Card fee changes welcomed in Tauranga
Tauranga Chamber of Commerce is welcoming the introduction of a Retail Payments Systems Bill, which will see a reduction in merchant service fees charged to businesses when customers use a credit or debit card.
Commerce and Consumer Affairs Minister David Clark has announced the Bill will be introduced later this year, with the hope of saving an estimated $74 million each year for New Zealand merchants.
A 0.8 per cent cap will be introduced on the interchange fee merchants must pay for credit card transactions, whilst a cap of 0.6 per cent will be brought in for online debit card payments.
Contactless debit card interchange fees will stay at their current levels of 0.2 per cent or less, and for swiped and inserted debit, it will stay at zero per cent.
“The new regulatory regime is estimated to result in savings of approximately $74 million each year for New Zealand merchants. Smaller retailers, and those who rely on credit or online sales will particularly benefit from these savings,” says Clark.
The move has been welcomed by Tauranga Chamber of Commerce, who believe the Bill will make it increasingly easy and advantageous for businesses to take their trading online.
“It is a great announcement as it complements the government's focus on making it easier for businesses to do more business online,” says Tauranga Chamber of Commerce chief executive Matt Cowley.
“The Government wants to make New Zealand businesses more resilient by developing online purchasing options.
“The merchant fees eat away at earnings for retailers who already operate on thin margins. Many retailers are in an ultra-competitive market and they are unable to increase prices as they face tough competition from discounted overseas mega-outlets.”

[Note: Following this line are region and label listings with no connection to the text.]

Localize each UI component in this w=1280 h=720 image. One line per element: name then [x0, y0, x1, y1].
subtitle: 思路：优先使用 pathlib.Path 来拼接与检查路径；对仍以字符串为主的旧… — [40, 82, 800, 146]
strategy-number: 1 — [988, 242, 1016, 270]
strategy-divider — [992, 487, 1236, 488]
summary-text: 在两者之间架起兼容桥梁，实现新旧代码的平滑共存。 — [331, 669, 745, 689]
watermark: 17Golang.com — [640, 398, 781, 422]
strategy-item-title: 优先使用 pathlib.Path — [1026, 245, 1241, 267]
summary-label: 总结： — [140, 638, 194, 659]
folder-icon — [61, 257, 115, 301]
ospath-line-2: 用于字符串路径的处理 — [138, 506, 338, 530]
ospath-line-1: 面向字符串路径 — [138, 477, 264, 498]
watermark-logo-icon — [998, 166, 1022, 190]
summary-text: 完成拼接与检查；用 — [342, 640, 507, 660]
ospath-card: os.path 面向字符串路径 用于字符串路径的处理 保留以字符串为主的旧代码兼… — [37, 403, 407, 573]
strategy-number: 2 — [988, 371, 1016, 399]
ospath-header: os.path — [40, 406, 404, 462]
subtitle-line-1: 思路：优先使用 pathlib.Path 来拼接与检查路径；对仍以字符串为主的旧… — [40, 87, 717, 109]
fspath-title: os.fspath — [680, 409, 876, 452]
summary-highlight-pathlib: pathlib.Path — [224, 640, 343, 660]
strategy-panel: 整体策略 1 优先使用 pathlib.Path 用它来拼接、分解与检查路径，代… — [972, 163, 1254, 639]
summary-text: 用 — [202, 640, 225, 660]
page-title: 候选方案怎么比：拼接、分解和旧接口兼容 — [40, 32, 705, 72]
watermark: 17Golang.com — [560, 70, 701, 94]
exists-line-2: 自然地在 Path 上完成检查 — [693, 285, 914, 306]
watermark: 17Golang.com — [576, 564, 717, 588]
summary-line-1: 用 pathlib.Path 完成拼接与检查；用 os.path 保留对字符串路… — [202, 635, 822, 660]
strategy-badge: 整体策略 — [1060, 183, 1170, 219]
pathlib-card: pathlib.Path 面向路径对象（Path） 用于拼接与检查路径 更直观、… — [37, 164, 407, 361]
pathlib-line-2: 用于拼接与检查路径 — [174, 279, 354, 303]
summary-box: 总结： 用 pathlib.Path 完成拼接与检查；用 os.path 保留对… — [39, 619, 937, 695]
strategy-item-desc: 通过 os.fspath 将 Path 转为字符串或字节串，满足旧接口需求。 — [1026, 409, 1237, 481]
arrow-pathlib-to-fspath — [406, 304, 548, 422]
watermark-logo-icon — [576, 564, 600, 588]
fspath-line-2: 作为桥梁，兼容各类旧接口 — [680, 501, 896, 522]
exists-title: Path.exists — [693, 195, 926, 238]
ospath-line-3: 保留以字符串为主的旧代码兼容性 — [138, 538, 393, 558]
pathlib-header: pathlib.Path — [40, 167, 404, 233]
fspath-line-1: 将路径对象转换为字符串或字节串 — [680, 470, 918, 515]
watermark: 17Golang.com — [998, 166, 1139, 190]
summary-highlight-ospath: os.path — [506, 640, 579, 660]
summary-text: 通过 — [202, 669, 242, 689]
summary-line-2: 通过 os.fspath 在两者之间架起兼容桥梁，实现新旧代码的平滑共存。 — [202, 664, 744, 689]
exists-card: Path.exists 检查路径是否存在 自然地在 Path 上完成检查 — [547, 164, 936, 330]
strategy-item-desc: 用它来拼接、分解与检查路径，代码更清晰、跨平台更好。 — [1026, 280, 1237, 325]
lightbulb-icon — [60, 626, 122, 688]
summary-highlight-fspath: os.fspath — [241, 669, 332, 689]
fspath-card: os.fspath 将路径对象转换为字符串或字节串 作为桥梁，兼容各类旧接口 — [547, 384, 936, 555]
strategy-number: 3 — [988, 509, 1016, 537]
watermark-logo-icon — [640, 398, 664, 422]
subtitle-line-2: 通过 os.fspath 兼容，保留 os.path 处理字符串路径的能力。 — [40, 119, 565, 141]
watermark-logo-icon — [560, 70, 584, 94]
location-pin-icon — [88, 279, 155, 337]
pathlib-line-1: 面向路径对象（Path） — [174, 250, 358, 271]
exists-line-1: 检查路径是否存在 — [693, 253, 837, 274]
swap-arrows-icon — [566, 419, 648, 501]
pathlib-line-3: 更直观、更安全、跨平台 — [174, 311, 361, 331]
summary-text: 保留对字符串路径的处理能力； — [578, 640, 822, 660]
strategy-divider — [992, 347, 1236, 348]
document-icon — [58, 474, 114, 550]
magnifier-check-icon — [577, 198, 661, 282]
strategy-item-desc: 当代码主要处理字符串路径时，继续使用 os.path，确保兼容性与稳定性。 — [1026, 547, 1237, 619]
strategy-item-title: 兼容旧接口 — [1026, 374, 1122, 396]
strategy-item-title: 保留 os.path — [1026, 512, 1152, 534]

The Bill will require reductions in interchange fees as soon as possible, enable direct intervention by the Commerce Commission to regulate different participants in the retail payment system and the introduction of a disclosure and reporting requirement to enable better monitoring.
Marisa Bidois, CEO of the Restaurant Association, says they have lobbied hard for regulation on merchant fees, with just under 90 per cent of their members believing the merchant fee system needed an overhaul, especially when compared to Australia’s model.
“This is a very welcome decision for the hospitality industry,” says Marisa.
“Merchant card fees have been on the increase since contactless payments have come into more general use. These fees have been costing our businesses thousands each year.
“We still experience higher prices in New Zealand than in Australia and the United Kingdom and pay nearly twice as much as Australian retailers pay in merchant fees. On average, we understand it is estimated to be $13,000 per year more than Australian counterparts.
“With contactless payment increases over the past year, these fees have become incredibly difficult for our businesses to manage.
“Bringing transparency to merchant fees will serve hospitality businesses far better over the long term than allowing a hands-off.”
The Government aims to seek final policy decisions on reducing merchant fees in mid-2021, with a view to the full regulatory regime coming into effect next year.